KDP ile KYB arasındaki rekabetin yanı sıra cumhurbaşkanlığı için yarışan bağımsız Kürt adaylar da bulunuyor. Bunlardan biri, KYB üyesi ve eski Cumhurbaşkanı Celal Talabani ailesine yakın eski Irak Su Kaynakları Bakanı Abdullatif Cemal Reşid. Reşid, perşembe günü Bağdat’ta yaptığı basın toplantısında, cumhurbaşkanlığı adaylığı sürecinde siyasi partilerle görüşmeler gerçekleştirdiğini ifade etti.
Reşid, AA muhabirinin “partisinin kendisini neden aday göstermediği” şeklindeki sorusuna “Bunu partiye sorun.” yanıtı verdi. Bu da, KYB içinde anlaşmazlıkların yaşandığını ve cumhurbaşkanlığı konusunda bir “KYB-KYB derin kavgası” olduğunu gözler önüne seriyor.
Genel seçimin birincisi Şii lider Sadr’a yakın kaynaklar, Kürt partileri arasında daha çok vekil çıkaran KDP ile anlaşma içinde olduklarını ifade ediyor ve oyunu daha çok bu parti ile kurmaktan yana olduklarını söylüyor. Sadr, Sünniler adına ise Meclis Başkanı Muhammed Halbusi ile yakın anlaşma içinde bulunuyor. Şii lider, “seçim bölgelerinde birinci olan partilerle birlikte oyun kurmayı yeğlediği ve bunun meşruiyet tartışması yaratmayacağı” kanaati taşıyor.
Sadrcı çevre, aynı zamanda Kürtlerin tek aday konusunda uzlaşma sağlamasının önemini de dile getiriyor. İran’a yakın Şii gruplar ise, Sadr’ın yakın durduğu KDP’nin değil, KYB’nin adayına sıcak bakıyor.
KDP, adayının seçimi sürecinde Şii-Şii anlaşmazlığı yerine tüm Şii grupların oyunu almayı hedefliyor. KYB, son saatlere kadar KDP ile tek aday noktasında anlaşacağı umudunu taşısa da alınan bilgiler, Mesud Barzani’nin Berhem Salih karşısında adayını geri çekmeyeceği yönünde.
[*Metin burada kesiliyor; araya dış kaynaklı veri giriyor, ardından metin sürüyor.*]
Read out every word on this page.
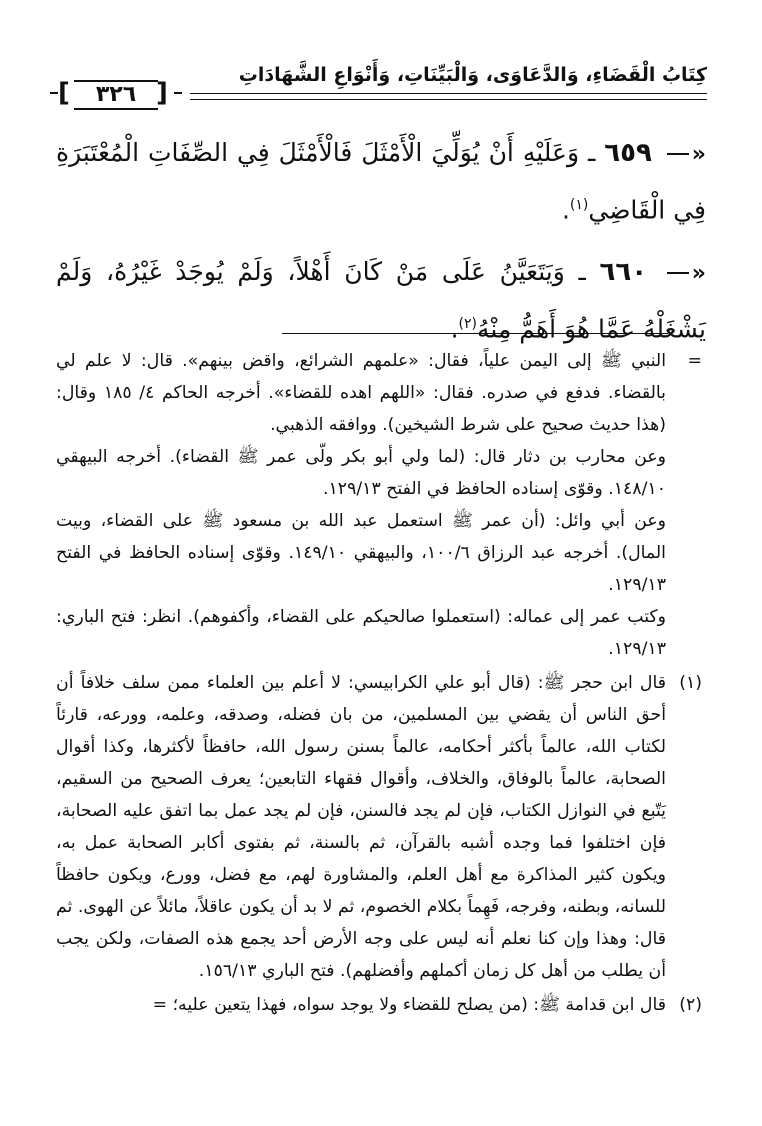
كِتَابُ الْقَضَاءِ، وَالدَّعَاوَى، وَالْبَيِّنَاتِ، وَأَنْوَاعِ الشَّهَادَاتِ
[	٣٢٦ ]
» ٦٥٩ ـ وَعَلَيْهِ أَنْ يُوَلِّيَ الْأَمْثَلَ فَالْأَمْثَلَ فِي الصِّفَاتِ الْمُعْتَبَرَةِ فِي الْقَاضِي$^{(١)}$.
» ٦٦٠ ـ وَيَتَعَيَّنُ عَلَى مَنْ كَانَ أَهْلاً، وَلَمْ يُوجَدْ غَيْرُهُ، وَلَمْ يَشْغَلْهُ عَمَّا هُوَ أَهَمُّ مِنْهُ$^{(٢)}$.
=

النبي ﷺ إلى اليمن علياً، فقال: «علمهم الشرائع، واقض بينهم». قال: لا علم لي بالقضاء. فدفع في صدره. فقال: «اللهم اهده للقضاء». أخرجه الحاكم ٤/ ١٨٥ وقال: (هذا حديث صحيح على شرط الشيخين). ووافقه الذهبي.

وعن محارب بن دثار قال: (لما ولي أبو بكر ولّى عمر ﷺ القضاء). أخرجه البيهقي ١٤٨/١٠. وقوّى إسناده الحافظ في الفتح ١٢٩/١٣.

وعن أبي وائل: (أن عمر ﷺ استعمل عبد الله بن مسعود ﷺ على القضاء، وبيت المال). أخرجه عبد الرزاق ١٠٠/٦، والبيهقي ١٤٩/١٠. وقوّى إسناده الحافظ في الفتح ١٢٩/١٣.

وكتب عمر إلى عماله: (استعملوا صالحيكم على القضاء، وأكفوهم). انظر: فتح الباري: ١٢٩/١٣.

(١)

قال ابن حجر ﷺ: (قال أبو علي الكرابيسي: لا أعلم بين العلماء ممن سلف خلافاً أن أحق الناس أن يقضي بين المسلمين، من بان فضله، وصدقه، وعلمه، وورعه، قارئاً لكتاب الله، عالماً بأكثر أحكامه، عالماً بسنن رسول الله، حافظاً لأكثرها، وكذا أقوال الصحابة، عالماً بالوفاق، والخلاف، وأقوال فقهاء التابعين؛ يعرف الصحيح من السقيم، يَتّبع في النوازل الكتاب، فإن لم يجد فالسنن، فإن لم يجد عمل بما اتفق عليه الصحابة، فإن اختلفوا فما وجده أشبه بالقرآن، ثم بالسنة، ثم بفتوى أكابر الصحابة عمل به، ويكون كثير المذاكرة مع أهل العلم، والمشاورة لهم، مع فضل، وورع، ويكون حافظاً للسانه، وبطنه، وفرجه، فَهِماً بكلام الخصوم، ثم لا بد أن يكون عاقلاً، مائلاً عن الهوى. ثم قال: وهذا وإن كنا نعلم أنه ليس على وجه الأرض أحد يجمع هذه الصفات، ولكن يجب أن يطلب من أهل كل زمان أكملهم وأفضلهم). فتح الباري ١٥٦/١٣.

(٢)

قال ابن قدامة ﷺ: (من يصلح للقضاء ولا يوجد سواه، فهذا يتعين عليه؛ =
KDP ve lideri Barzani, genel seçimde oylarını artırdıkları (vekil sayısı 25’ten 31’e çıktı), buna karşılık seçimde Goran Hareketi ile ittifak yapan KYB’nin Meclisteki sandalye sayısı 17’de kaldığı için cumhurbaşkanı adayını belirleme konusunda söz sahibi olmayı kendinde görüyor.
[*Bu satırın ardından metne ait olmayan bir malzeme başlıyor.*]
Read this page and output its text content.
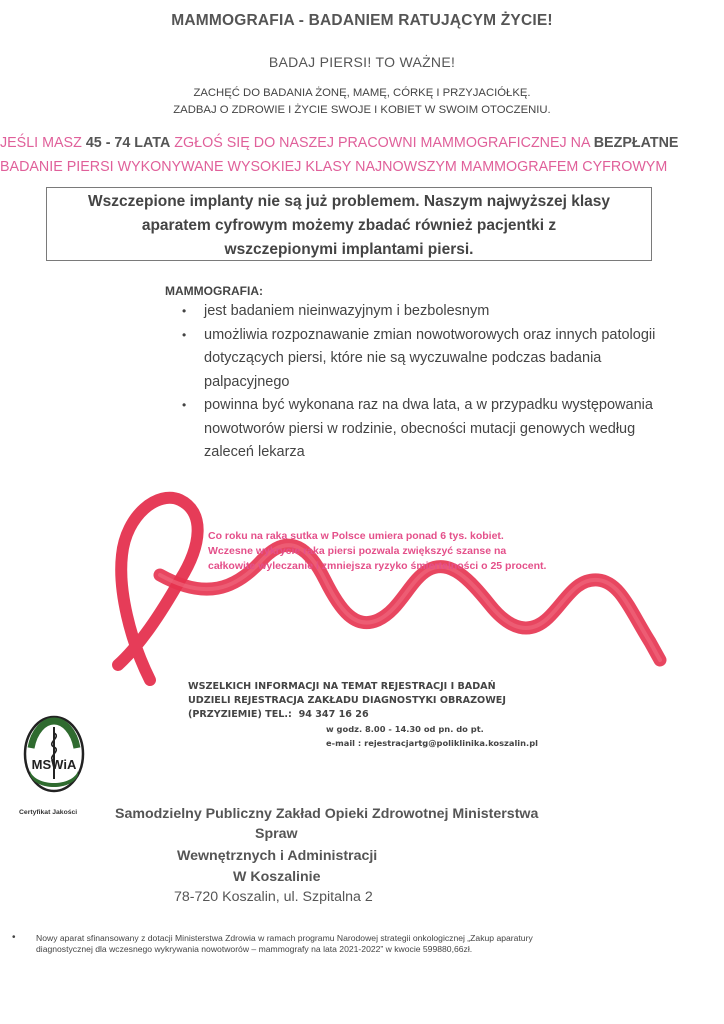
MAMMOGRAFIA - BADANIEM RATUJĄCYM ŻYCIE!
BADAJ PIERSI! TO WAŻNE!
ZACHĘĆ DO BADANIA ŻONĘ, MAMĘ, CÓRKĘ I PRZYJACIÓŁKĘ.
ZADBAJ O ZDROWIE I ŻYCIE SWOJE I KOBIET W SWOIM OTOCZENIU.
JEŚLI MASZ 45 - 74 LATA ZGŁOŚ SIĘ DO NASZEJ PRACOWNI MAMMOGRAFICZNEJ NA BEZPŁATNE
BADANIE PIERSI WYKONYWANE WYSOKIEJ KLASY NAJNOWSZYM MAMMOGRAFEM CYFROWYM
Wszczepione implanty nie są już problemem. Naszym najwyższej klasy
aparatem cyfrowym możemy zbadać również pacjentki z
wszczepionymi implantami piersi.
MAMMOGRAFIA:
• jest badaniem nieinwazyjnym i bezbolesnym
• umożliwia rozpoznawanie zmian nowotworowych oraz innych patologii dotyczących piersi, które nie są wyczuwalne podczas badania palpacyjnego
• powinna być wykonana raz na dwa lata, a w przypadku występowania nowotworów piersi w rodzinie, obecności mutacji genowych według zaleceń lekarza
Co roku na raka sutka w Polsce umiera ponad 6 tys. kobiet.
Wczesne wykrycie raka piersi pozwala zwiększyć szanse na
całkowite wyleczanie i zmniejsza ryzyko śmiertelności o 25 procent.
WSZELKICH INFORMACJI NA TEMAT REJESTRACJI I BADAŃ
UDZIELI REJESTRACJA ZAKŁADU DIAGNOSTYKI OBRAZOWEJ
(PRZYZIEMIE) TEL.: 94 347 16 26
w godz. 8.00 - 14.30 od pn. do pt.
e-mail : rejestracjartg@poliklinika.koszalin.pl
MSWiA
Certyfikat Jakości	Samodzielny Publiczny Zakład Opieki Zdrowotnej Ministerstwa
Spraw
Wewnętrznych i Administracji
W Koszalinie
78-720 Koszalin, ul. Szpitalna 2
• Nowy aparat sfinansowany z dotacji Ministerstwa Zdrowia w ramach programu Narodowej strategii onkologicznej „Zakup aparatury diagnostycznej dla wczesnego wykrywania nowotworów – mammografy na lata 2021-2022” w kwocie 599880,66zł.
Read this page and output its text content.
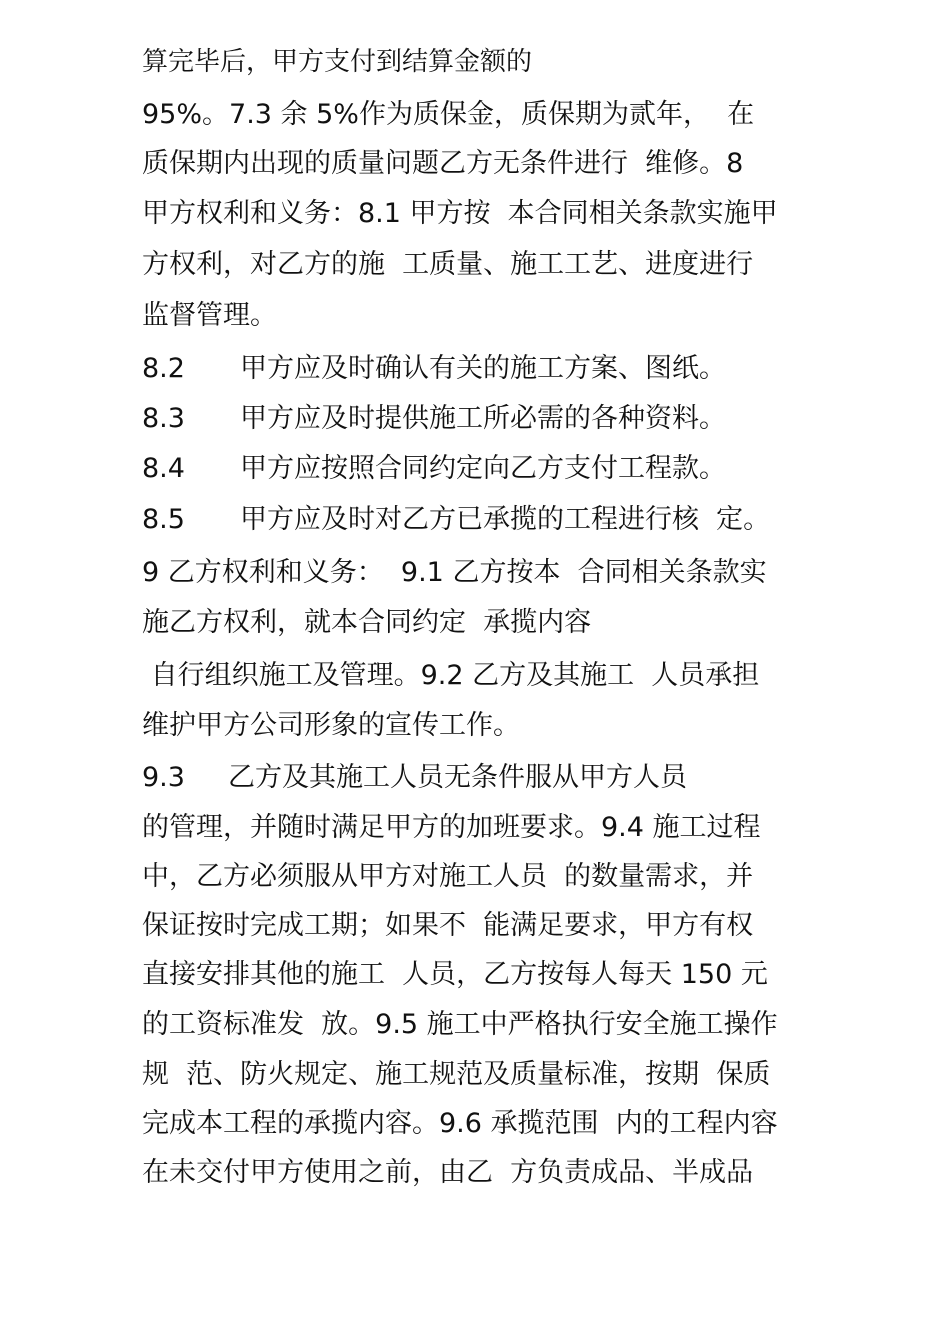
算完毕后，甲方支付到结算金额的
95%。7.3 余 5%作为质保金，质保期为贰年，  在
质保期内出现的质量问题乙方无条件进行  维修。8
甲方权利和义务：8.1 甲方按  本合同相关条款实施甲
方权利，对乙方的施  工质量、施工工艺、进度进行
监督管理。
8.2 甲方应及时确认有关的施工方案、图纸。
8.3 甲方应及时提供施工所必需的各种资料。
8.4 甲方应按照合同约定向乙方支付工程款。
8.5 甲方应及时对乙方已承揽的工程进行核  定。
9 乙方权利和义务：  9.1 乙方按本  合同相关条款实
施乙方权利，就本合同约定  承揽内容
自行组织施工及管理。9.2 乙方及其施工  人员承担
维护甲方公司形象的宣传工作。
9.3 乙方及其施工人员无条件服从甲方人员
的管理，并随时满足甲方的加班要求。9.4 施工过程
中，乙方必须服从甲方对施工人员  的数量需求，并
保证按时完成工期；如果不  能满足要求，甲方有权
直接安排其他的施工  人员，乙方按每人每天 150 元
的工资标准发  放。9.5 施工中严格执行安全施工操作
规  范、防火规定、施工规范及质量标准，按期  保质
完成本工程的承揽内容。9.6 承揽范围  内的工程内容
在未交付甲方使用之前，由乙  方负责成品、半成品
KDP, ayrıca KYB’nin adayını “Kürt birliğini” göz ardı ederek açıkladığını ve bunun Bağdat’ta “Kürt evine” zarar verdiğini ifade ediyor.
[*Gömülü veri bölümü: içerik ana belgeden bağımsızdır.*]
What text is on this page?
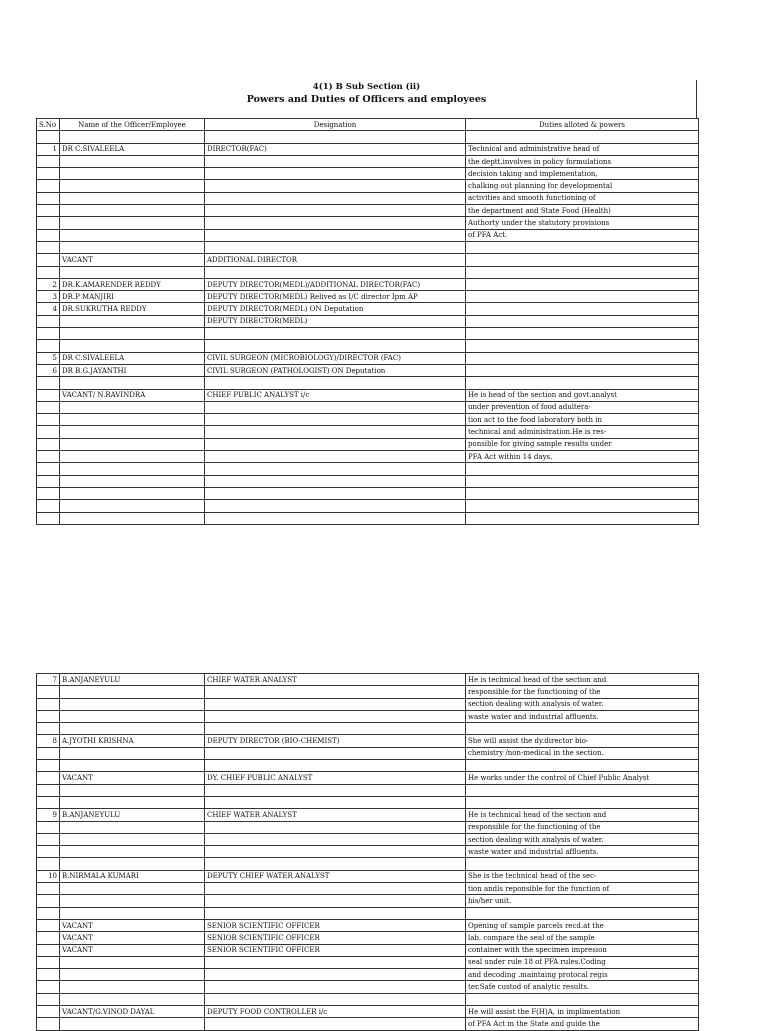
4(1) B Sub Section (ii)
Powers and Duties of Officers and employees
S.No	Name of the Officer/Employee	Designation	Duties alloted & powers

1	DR C.SIVALEELA	DIRECTOR(FAC)	Technical and administrative head of
			the deptt.involves in policy formulations
			decision taking and implementation,
			chalking out planning for developmental
			activities and smooth functioning of
			the department and State Food (Health)
			Authorty under the statutory provisions
			of PFA Act.

	VACANT	ADDITIONAL DIRECTOR	

2	DR.K.AMARENDER REDDY	DEPUTY DIRECTOR(MEDL)/ADDITIONAL DIRECTOR(FAC)	
3	DR.P MANJIRI	DEPUTY DIRECTOR(MEDL) Relived as I/C director Ipm AP	
4	DR.SUKRUTHA REDDY	DEPUTY DIRECTOR(MEDL) ON Deputation	
		DEPUTY DIRECTOR(MEDL)	

5	DR C.SIVALEELA	CIVIL SURGEON (MICROBIOLOGY)/DIRECTOR (FAC)	
6	DR B.G.JAYANTHI	CIVIL SURGEON (PATHOLOGIST) ON Deputation	

	VACANT/ N.RAVINDRA	CHIEF PUBLIC ANALYST i/c	He is head of the section and govt.analyst
			under prevention of food adultera-
			tion act to the food laboratory both in
			technical and administration.He is res-
			ponsible for giving sample results under
			PFA Act within 14 days.

7	B.ANJANEYULU	CHIEF WATER ANALYST	He is technical head of the section and
			responsible for the functioning of the
			section dealing with analysis of water.
			waste water and industrial affluents.

8	A.JYOTHI KRISHNA	DEPUTY DIRECTOR (BIO-CHEMIST)	She will assist the dy.director bio-
			chemistry /non-medical in the section.

	VACANT	DY. CHIEF PUBLIC ANALYST	He works under the control of Chief Public Analyst

9	B.ANJANEYULU	CHIEF WATER ANALYST	He is technical head of the section and
			responsible for the functioning of the
			section dealing with analysis of water.
			waste water and industrial affluents.

10	B.NIRMALA KUMARI	DEPUTY CHIEF WATER ANALYST	She is the technical head of the sec-
			tion andis reponsible for the function of
			his/her unit.

	VACANT	SENIOR SCIENTIFIC OFFICER	Opening of sample parcels recd.at the
	VACANT	SENIOR SCIENTIFIC OFFICER	lab. compare the seal of the sample
	VACANT	SENIOR SCIENTIFIC OFFICER	container with the specimen impresion
			seal under rule 18 of PFA rules.Coding
			and decoding .maintaing protocal regis
			ter.Safe custod of analytic results.

	VACANT/G.VINOD DAYAL	DEPUTY FOOD CONTROLLER i/c	He will assist the F(H)A, in implimentation
			of PFA Act in the State and guide the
Kürtlerin, 7 Şubat’ta tek aday üzerinde anlaşamadan Meclise girmeleri halinde, kartların yeniden karıldığı Irak’ta özellikle siyasi alanda güçlerinin zayıflayabileceği üzerinde de duruluyor.
Irak yasalarına göre, cumhurbaşkanı anne ve baba tarafından Iraklı olmalı ve yabancı bir ülke vatandaşlığı taşımamalı. 2018’de seçilen Berhem Salih, İngiliz vatandaşlığından vazgeçtiğini açıklamıştı. Cumhurbaşkanının 40 yaş ve üzeri olması şartı da söz konusu.